Ich freue mich, dass ich gebeten wurde, heute an diesem Tag, an dem wir an Karl Liebknecht und Rosa Luxemburgs Ermordung gedenken, zu sprechen. Ich denke die meisten hier kennen die Geschichte von Karl Liebknecht und Rosa Luxemburg. Deshalb möchte ich vor allem darauf eingehen, welche Bedeutung sie für unsere heutige Situation haben.


In diesem Jahr 2014 haben wir ein weiteres trauriges Jubiläum zu begehen. Der Beginn des ersten Weltkrieges jährt sich zum einhundertsten Mal. Kaum eine Biografie ist so dicht mit den Ereignissen des ersten Weltkrieges verwoben, wie die Karl Liebknechts. Karl Liebknecht, dessen Taufpaten Karl Marx und Friedrich Engels waren, ist 1871 in Leipzig geboren. Schon als junger Anwalt prangerte er die Klassenjustiz und die brutale Behandlung von Rekruten im Militär an. 1900 ist er schließlich in die SPD eingetreten, die damals als eine der fortschrittlichsten sozialistischen Parteien Europas galt. Liebknecht sollte uns vor allem als Antimilitarist in Erinnerung bleiben. Für seine Schrift „Militarismus und Antimilitarismus“ wurde er wegen Hochverrats verurteilt.

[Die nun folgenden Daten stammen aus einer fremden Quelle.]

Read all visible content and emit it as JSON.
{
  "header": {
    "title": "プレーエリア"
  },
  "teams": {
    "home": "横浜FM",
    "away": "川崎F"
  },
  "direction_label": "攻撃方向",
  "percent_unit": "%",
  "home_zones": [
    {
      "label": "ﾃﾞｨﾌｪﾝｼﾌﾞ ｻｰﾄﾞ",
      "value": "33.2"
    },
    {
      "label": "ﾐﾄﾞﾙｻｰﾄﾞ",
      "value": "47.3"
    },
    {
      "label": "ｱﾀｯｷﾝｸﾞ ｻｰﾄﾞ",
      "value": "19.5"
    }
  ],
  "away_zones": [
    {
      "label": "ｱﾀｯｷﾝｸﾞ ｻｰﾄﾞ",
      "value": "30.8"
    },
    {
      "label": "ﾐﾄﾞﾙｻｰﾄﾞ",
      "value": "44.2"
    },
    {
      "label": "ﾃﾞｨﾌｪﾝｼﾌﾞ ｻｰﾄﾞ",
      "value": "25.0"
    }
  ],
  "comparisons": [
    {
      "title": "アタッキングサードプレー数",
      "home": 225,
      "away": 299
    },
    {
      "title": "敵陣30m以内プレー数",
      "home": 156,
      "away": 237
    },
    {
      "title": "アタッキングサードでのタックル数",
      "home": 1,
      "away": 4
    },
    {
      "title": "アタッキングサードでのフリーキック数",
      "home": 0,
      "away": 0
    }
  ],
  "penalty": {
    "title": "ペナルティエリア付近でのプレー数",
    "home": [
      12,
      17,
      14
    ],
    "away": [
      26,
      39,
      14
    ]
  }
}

Als im August 1914 im Reichstag über die Kriegskredite für die Mobilmachung gegen Russland abgestimmt wurde, stimmte auch Liebknecht aus Gründen der Fraktionsdisziplin für die Kredite. Nach heftigen Auseinandersetzungen innerhalb der SPD, bei der die Burgfriedenspolitik stark kritisiert wurde, kam es zu einem Beispiellosen Ereignis. Am 2. Dezember sollte erneut über Kriegskredite abgestimmt werden. Mehrere SPD Fraktionsmitglieder verließen vor der Abstimmung das Parlament und auch Liebknecht wurde aufgefordert, sich ihnen anzuschließen. Doch er wollte ein klares Zeichen gegen den Krieg setzen. Als einziger Abgeordneter des Parlaments blieb er bei der Abstimmung auf seinem Stuhl sitzen.


Und ein weiteres Mal bewahrheitet sich Marx‘ Diktum aus dem 18. Brumaire des Louis Bonaparte in dem er Hegel paraphrasiert: „Hegel bemerkte irgendwo, daß alle großen weltgeschichtlichen Tatsachen und Personen sich sozusagen zweimal ereignen. Er hat vergessen, hinzuzufügen: das eine Mal als Tragödie, das andere Mal als Farce.“ Was sich am 2. Dezember 1914 als Tragödie abgespielt hatte, sollte sich 1998 als Farce wiederholen. Die SPD Fraktion, die freilich außer dem „S“ im Namen nichts sozialdemokratisches mehr an sich hatte, stimmte für den Einsatz der Bundeswehr im Kosovokrieg. Ein NATO Einsatz ohne UN-Mandat. Eine neue Burgfriedenspolitik war im vollen Gange, mit der die SPD endgültig ihre Ursprünge verriet. Karl Liebknecht stellt somit ein Beispiel dar, in einer Zeit in der nach dem Zweiten Weltkrieg mehr Kriege geführt wurden und werden, als je zuvor in der Geschichte.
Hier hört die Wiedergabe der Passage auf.